HAMPTON, Va. (WAVY) – Community members have spoken.
Out of the four options floated for the future of Hampton’s historic carousel, most favor the option that results in the least amount of change.
But now there is a fifth possibility and city leaders want to hear from the public again.
At Hampton City Council’s second April work session, city staff revealed that through its outreach program, the question was asked if moving the amusement to Bluebird Gap Farm was ever considered.
Guernsey Tingle architects explored the idea and has brought forward two additional proposals. One would place the carousel at Farm Entry Drive. The other would relocate the ride to inside the farm footprint.
City Manager Mary Bunting announced plans to hold additional public comment in June.
“Because the Bluebird Gap Farm came up kind of late in the process and because we have this new information, we’d thought it would be a good idea to give about a month for additional public consideration,” Bunting said.

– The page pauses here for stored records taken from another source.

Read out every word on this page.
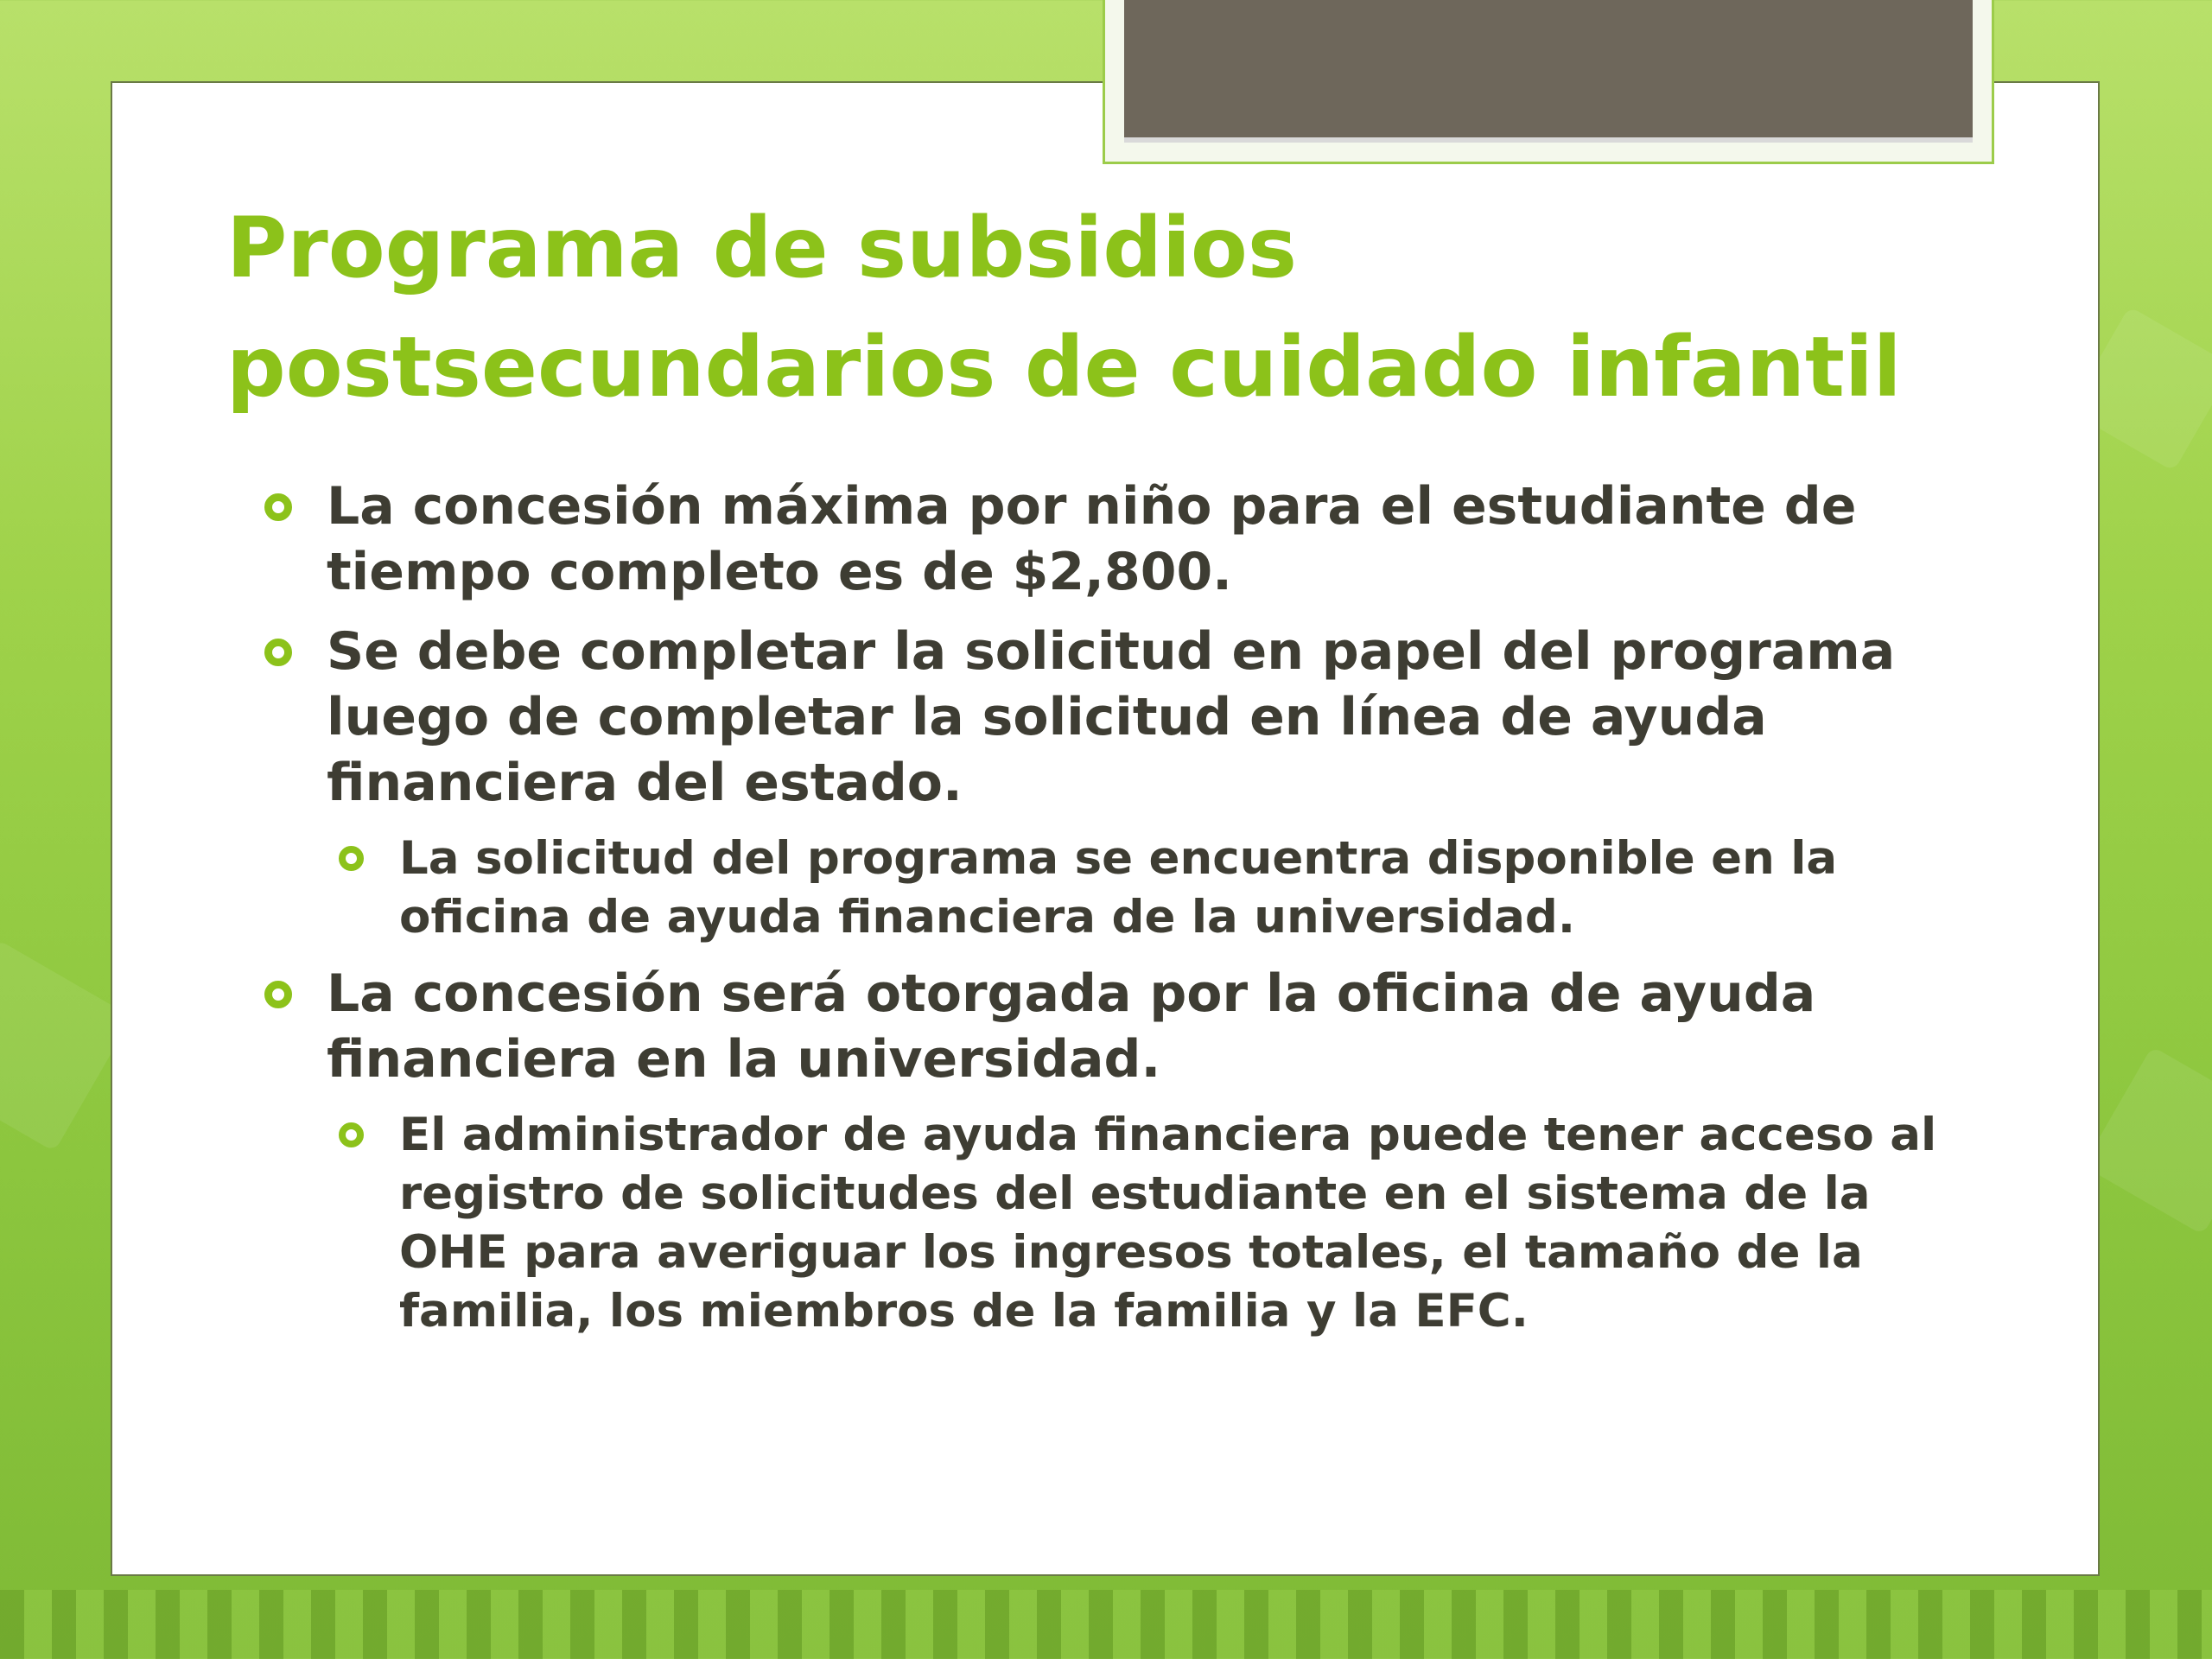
Programa de subsidios postsecundarios de cuidado infantil
La concesión máxima por niño para el estudiante de tiempo completo es de $2,800.
Se debe completar la solicitud en papel del programa luego de completar la solicitud en línea de ayuda financiera del estado.
La solicitud del programa se encuentra disponible en la oficina de ayuda financiera de la universidad.
La concesión será otorgada por la oficina de ayuda financiera en la universidad.
El administrador de ayuda financiera puede tener acceso al registro de solicitudes del estudiante en el sistema de la OHE para averiguar los ingresos totales, el tamaño de la familia, los miembros de la familia y la EFC.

The two options are estimated to cost between $2.6 million and $2.8 million. That doesn’t include costs for development of a city-owned miniature golf course also proposed alongside the carousel at Farm Entry Drive.
Bluebird Gap Farm is one of the city’s oldest parks. It sits opposite the Hampton Coliseum along Interstate 64 and has roughly 150 domestic and wild animals for people to visit on 60 acres.
Tom Tingle, president of Guernsey Tingle, said the strengths of relocating the carousel from its longtime home downtown to Bluebird Gap Farm include the ability to establish increased visibility, the creation of synergy with the farm and other area attractions such as the coliseum, the Aquaplex and Power Plant.
Weaknesses include the need for additional infrastructure, the possible limitations or farm hours and flood zone and wetlands constraints.
While City Council members didn’t have much to say following the latest briefing, Robin McCormick, the city’s communication manager, said people have been quite passionate about the carousel’s future.
Built back in 1920 by the Philadelphia Toboggan Company in Germantown, Pennsylvania, it was was used at the Buckroe Beach Amusement Park until it closed in 1985. Its 48 hand-carved wooden horses and two hand-carved wooden chariots moved to its current location in Carousel Park on Settlers Landing Road in downtown Hampton in 1991.
A year later, the carousel was added to the National Register of Historic Places. It is believed it is one of only 170 functioning antique carousels still in the United States.
As part of Downtown Hampton Development Partnership’s future vision for downtown, a recommendation came to move the carousel from the park so it could redeveloped for more green space and allow for the carousel to be better protected from flooding.
Four options were proposed. One included keeping the current location and fixing up the building, one called for replacing the building in its current location. The other two called for relocation: one would move the carousel several blocks to Mill Point Park while the other would take the ride back to Buckroe Beach.
But McCormick said that following one in-person public input session with 60 people in attendance, and a Facebook Live with more than 1,000 engagements, that the consensus was clear.
“The vast majority of people said it should belong in its current location,” McCormick said. “They cited the triple draw of the Hampton History Museum, air and space, and carousel make it
ideal for school trips and for families.”
McCormick said people want the DHDP to consider designing a plan that includes the carousel in an upgraded park.
However, the city still wanted to look at Bluebird Gap Farm, knowing the draw to children there.
Bunting said she hopes City Council could land on a final decision soon.
“We would recommend that following (the June hearing), whether at that meeting or the July meeting that we make a decision one way or the another,” Bunting said. “We are sort of in limbo if we we would proceed with some of the park improvements, none of the park improvements or all of the park improvements.”
Meanwhile, the carousel has been closed since June because of repairs needed.
An inspection last summer found major issues with the supporting rods and the poles lifting the horses, according to the city. In a press release, they said continued operation would likely further damage the carousel and could cause injuries.